Almanya bir göç ülkesi. Doğu ve batı Avrupalılar için bu tespit doğru. Ancak bu Türkler için artık geçerliliğini yitirmiş durumda. 2006 yılından beri Almanya’dan Türkiye’ye göç eden Türk ve Türk kökenli Almanların sayıları Türkiye’den Almanya’ya göç edenlerin sayılarından daha fazla olduğu görülüyor.
Almanya’lı Türklerin beyin göçü
Almanya’dan göç edenlerin çoğu eğitimini Almanya‘da almış Müslüman-Türk kökenli kalifiye elemanlardır. 2013 yılında bir çoğu üniversite mezunu olan 27.896 Türk vatandaşı (2011: 33 bin; 2010: 36 bin) Almanya’yı terk etmiştir. İhracat ülkesi olarak adlandırılan Almanya’da bu derecede bir beyin göçünün uzun vadede ‚uluslararası beyin rekabetinde‘ ne anlama geleceğini hiç şüphesiz zaman gösterecektir. Almanya’dan Türkiye’ye tersine göç eden Türk vatandaşları arasında hiç azımsanmayacak bir grup sözde ‚Nasyonal Sosyalist Yer Altı‘ (NSU) isimli aşırı ırkçı terör örgütünün Müslüman-Türklere karşı işledikleri katliamları ve günlük hayatta, iş ve konut aramada yaşanılan ayrımcılıkları göç sebepleri olarak dile getirmektedirler.

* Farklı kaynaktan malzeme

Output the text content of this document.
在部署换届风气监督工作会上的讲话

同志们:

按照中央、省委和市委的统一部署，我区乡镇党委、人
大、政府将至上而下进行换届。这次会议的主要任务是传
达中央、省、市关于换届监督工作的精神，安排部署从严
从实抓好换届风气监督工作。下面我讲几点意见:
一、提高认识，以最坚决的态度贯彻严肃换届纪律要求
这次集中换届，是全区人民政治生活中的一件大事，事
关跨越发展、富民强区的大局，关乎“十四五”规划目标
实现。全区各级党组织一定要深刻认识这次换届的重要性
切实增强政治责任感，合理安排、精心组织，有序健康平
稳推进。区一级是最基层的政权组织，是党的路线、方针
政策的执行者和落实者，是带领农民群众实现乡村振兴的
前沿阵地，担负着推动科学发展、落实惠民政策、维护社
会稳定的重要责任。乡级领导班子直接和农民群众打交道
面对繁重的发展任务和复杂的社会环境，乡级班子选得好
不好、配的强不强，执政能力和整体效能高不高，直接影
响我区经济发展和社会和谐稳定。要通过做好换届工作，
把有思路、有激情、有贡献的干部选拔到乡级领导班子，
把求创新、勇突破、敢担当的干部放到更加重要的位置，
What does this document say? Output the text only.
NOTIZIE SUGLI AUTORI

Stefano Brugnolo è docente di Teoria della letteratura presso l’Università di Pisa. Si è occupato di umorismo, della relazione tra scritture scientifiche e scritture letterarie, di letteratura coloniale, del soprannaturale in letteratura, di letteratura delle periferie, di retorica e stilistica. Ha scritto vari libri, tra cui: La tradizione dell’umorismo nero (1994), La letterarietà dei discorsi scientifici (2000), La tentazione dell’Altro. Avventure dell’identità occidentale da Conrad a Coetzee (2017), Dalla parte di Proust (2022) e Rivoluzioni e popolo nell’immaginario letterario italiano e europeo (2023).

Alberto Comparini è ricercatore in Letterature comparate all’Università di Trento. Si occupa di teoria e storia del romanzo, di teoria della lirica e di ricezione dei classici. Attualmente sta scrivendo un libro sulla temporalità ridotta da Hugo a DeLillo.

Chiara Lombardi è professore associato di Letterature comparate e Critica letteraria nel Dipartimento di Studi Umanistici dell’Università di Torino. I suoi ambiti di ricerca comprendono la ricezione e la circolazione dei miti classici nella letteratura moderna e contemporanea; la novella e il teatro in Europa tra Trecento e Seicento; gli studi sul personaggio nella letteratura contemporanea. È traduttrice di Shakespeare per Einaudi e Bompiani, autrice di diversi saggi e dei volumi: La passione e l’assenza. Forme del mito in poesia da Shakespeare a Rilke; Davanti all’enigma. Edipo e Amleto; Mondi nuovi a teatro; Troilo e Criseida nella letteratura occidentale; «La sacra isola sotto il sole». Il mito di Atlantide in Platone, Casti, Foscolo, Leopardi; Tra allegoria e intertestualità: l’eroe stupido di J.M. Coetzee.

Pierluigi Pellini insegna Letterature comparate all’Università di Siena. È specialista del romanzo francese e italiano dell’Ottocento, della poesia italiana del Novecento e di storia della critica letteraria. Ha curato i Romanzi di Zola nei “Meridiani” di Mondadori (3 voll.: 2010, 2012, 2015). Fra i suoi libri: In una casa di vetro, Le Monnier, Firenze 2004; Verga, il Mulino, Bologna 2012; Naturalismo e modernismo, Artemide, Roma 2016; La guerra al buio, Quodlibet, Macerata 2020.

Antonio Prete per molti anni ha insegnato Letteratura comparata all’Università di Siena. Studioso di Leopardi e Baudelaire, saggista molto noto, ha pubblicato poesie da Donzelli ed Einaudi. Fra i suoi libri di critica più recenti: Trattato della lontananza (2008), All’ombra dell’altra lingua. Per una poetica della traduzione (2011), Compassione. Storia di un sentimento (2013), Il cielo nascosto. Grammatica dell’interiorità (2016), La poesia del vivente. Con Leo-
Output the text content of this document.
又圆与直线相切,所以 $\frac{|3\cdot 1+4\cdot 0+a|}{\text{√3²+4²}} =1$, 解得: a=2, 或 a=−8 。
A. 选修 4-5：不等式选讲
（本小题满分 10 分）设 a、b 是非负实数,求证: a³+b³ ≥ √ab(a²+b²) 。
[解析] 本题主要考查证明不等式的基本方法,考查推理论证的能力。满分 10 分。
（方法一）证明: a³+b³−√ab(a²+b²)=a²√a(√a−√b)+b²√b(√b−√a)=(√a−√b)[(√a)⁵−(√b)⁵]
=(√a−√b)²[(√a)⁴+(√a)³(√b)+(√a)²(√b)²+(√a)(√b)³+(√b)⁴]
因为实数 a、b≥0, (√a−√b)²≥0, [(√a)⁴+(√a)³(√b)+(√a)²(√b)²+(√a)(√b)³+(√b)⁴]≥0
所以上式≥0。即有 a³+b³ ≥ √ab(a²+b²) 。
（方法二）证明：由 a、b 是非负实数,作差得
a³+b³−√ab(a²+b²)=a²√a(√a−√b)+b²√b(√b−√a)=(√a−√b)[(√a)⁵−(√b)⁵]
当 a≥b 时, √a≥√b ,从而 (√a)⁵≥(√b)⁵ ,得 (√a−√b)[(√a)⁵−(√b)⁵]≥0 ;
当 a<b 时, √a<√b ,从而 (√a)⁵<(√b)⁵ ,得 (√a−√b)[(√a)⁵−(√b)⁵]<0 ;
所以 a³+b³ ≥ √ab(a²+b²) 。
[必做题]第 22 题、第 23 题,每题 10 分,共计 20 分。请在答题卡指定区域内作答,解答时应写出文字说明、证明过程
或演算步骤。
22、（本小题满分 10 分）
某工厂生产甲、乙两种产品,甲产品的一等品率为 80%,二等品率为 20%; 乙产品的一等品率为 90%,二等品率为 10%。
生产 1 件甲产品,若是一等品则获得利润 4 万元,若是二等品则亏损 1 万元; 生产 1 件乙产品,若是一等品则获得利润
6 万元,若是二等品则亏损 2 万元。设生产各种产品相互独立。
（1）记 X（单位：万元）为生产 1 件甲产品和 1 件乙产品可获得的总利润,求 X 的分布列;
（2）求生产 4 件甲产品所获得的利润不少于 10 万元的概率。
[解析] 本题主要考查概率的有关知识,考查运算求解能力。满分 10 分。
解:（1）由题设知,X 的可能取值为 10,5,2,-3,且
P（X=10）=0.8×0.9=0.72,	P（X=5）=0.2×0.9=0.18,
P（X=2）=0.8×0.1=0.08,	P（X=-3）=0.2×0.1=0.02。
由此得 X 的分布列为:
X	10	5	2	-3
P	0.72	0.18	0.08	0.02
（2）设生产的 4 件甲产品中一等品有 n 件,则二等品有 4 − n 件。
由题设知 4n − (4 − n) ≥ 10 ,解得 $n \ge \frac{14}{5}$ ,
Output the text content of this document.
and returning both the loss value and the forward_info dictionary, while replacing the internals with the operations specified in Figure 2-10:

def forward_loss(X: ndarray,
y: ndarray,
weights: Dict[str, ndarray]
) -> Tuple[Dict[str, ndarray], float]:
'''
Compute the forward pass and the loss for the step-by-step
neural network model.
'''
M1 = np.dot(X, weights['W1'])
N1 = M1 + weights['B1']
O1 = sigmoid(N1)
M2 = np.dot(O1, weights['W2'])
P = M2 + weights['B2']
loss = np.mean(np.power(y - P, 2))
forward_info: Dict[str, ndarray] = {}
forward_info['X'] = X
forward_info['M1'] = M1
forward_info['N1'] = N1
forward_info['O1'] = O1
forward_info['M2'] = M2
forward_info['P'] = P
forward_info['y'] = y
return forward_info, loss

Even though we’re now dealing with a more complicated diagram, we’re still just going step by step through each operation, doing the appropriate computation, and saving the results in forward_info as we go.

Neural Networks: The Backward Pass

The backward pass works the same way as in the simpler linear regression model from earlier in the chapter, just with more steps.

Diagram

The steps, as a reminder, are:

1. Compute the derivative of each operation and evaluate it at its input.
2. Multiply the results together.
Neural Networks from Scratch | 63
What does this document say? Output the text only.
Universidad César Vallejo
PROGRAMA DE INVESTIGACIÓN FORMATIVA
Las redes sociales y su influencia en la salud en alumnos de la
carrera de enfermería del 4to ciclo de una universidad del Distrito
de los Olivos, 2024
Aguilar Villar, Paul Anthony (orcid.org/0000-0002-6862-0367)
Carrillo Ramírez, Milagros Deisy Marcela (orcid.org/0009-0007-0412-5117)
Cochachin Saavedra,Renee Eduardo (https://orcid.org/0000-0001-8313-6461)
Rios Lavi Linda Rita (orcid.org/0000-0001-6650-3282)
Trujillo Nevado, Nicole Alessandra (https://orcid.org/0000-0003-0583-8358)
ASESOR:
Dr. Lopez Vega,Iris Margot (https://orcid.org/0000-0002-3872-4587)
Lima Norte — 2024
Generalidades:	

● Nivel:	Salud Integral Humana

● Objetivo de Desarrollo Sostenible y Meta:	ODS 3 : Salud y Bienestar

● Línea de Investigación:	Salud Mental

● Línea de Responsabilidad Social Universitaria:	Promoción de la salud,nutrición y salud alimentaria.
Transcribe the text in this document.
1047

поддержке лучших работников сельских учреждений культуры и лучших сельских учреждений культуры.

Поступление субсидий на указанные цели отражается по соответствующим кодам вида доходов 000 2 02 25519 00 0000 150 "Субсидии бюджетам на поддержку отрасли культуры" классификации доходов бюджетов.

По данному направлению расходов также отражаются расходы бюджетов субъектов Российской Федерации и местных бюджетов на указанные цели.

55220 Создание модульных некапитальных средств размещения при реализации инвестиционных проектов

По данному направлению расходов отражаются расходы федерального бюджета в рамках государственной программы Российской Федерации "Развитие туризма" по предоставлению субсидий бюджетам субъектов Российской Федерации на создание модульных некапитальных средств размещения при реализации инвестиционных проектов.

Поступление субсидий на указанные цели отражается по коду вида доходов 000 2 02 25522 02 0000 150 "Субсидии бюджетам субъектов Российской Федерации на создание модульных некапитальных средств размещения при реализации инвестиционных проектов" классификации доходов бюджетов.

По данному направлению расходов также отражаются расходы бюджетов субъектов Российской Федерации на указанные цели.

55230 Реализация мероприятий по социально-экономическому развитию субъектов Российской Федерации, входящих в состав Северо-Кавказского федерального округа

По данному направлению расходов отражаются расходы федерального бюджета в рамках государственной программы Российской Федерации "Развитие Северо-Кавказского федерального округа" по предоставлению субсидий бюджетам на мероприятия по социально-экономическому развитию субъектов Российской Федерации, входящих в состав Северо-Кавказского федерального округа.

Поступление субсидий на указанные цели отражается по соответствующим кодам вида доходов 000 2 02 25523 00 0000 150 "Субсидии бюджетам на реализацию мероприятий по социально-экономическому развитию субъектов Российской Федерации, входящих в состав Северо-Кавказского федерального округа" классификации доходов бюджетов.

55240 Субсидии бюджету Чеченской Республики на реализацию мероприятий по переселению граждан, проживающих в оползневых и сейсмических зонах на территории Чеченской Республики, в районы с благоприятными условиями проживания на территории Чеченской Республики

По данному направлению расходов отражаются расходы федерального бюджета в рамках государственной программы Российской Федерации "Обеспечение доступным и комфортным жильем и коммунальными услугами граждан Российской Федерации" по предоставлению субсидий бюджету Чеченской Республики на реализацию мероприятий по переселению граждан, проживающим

Başkaları ise kariyer şanslarının Türkiye’de daha iyi olduklarından veya emekliliklerini orada geçirmek istediklerinden geri gittiklerini dile getirmektedirler. TAVAK Vakfı Başkanı Prof. Faruk Şen’in bu konuda çokca araştırmalarından istifade edilebilinir.
Bilim adamları bu bağlamda Almanya için ‚postmigration‘ yani ‚göç sonrası‘ ülkesi kavramını kullanmaya başlamışlardır.
Almanya’da ırkçılık ve ayrımcılık tecrübelerinin yaşanmasından ve açığa çıkmasından dolayı gün geçtikçe daha çok şirket iş alım ve başvuru formalitelerini değiştirmeye başlamıştır. Araştırmalar Almanya’da isminden, dininden ve etnik kökeninden dolayı işe alınmayanların hiçte az olmadığını göstermektedir.
Eşit katılım sağlanmalı
Almanya’da eşit katılım gerçekten isteniyorsa kamusal kurumlar, işletmeler, ekonomi ve toplum çoğulculuğa karşı kendisini kapatmamalıdır. Sadece insanlar değil, belediyeler, partiler, kurumlar ve işletmeler göçmenlere kendilerini ve kapılarını açarak çoğulculuğu ve farklılığı ‚uluslararası rekabet‘ bağlamında bir şans olarak değerlendirmelidirler. Alman güvenlik birimlerinin uzun zamandır göçmen kökenli kişileri kazanmaya ve istihdam etmeye yönelik çalışmaları gözlerden kaçmamaktadır. Ancak bu yöntem başka alanları da kapsamalıdır. Özel ve kamusal bütün alanlara yayılmalıdır. Örneğin Mercedes/Daimler, BP, Deutsche Bank, Deutsche Telekom gibi şirketlerin 2006 yılında çoğulculuğun ve farklılıkların işletmelerde yaygınlaştırılması için hayata geçirdikleri ve altına imza attıkları ‚Çoğulculuk Belgesi’ne‘ katılması gereken firmaların ve kamusal kurumların sayıları artmalıdır.
Gelecek için ortak görevimiz: Eşit Uyum/Eşit Katılım
Federal İç İşleri Bakanı göç raporunu sunduğu basın toplantısında uyumun ve katılımın iki tarafın çıkarlarına yönelik olduğunu dile getirdi. Göçmenler ülkedeki haklardan faydalanmak için orada ki kurallara uymak zorundalar. Ancak yerli halkın da ödevleri bulunuyor. Onlar da eşit uyum ve eşit katılımı kabul etmek ve engellememeleri gerekmektedir. Onlar da değişimlere açık olmalıdırlar. Çünkü birçok insan eşit uyum ve eşit katılımın iki tarafın da çaba ve gayretlerine ihtiyac duyduğunu ve iki tarafı da değiştirdiğini hala bilmiyorlar. Uyum bir alış veriştir. Bunların temeli ise anayasadır.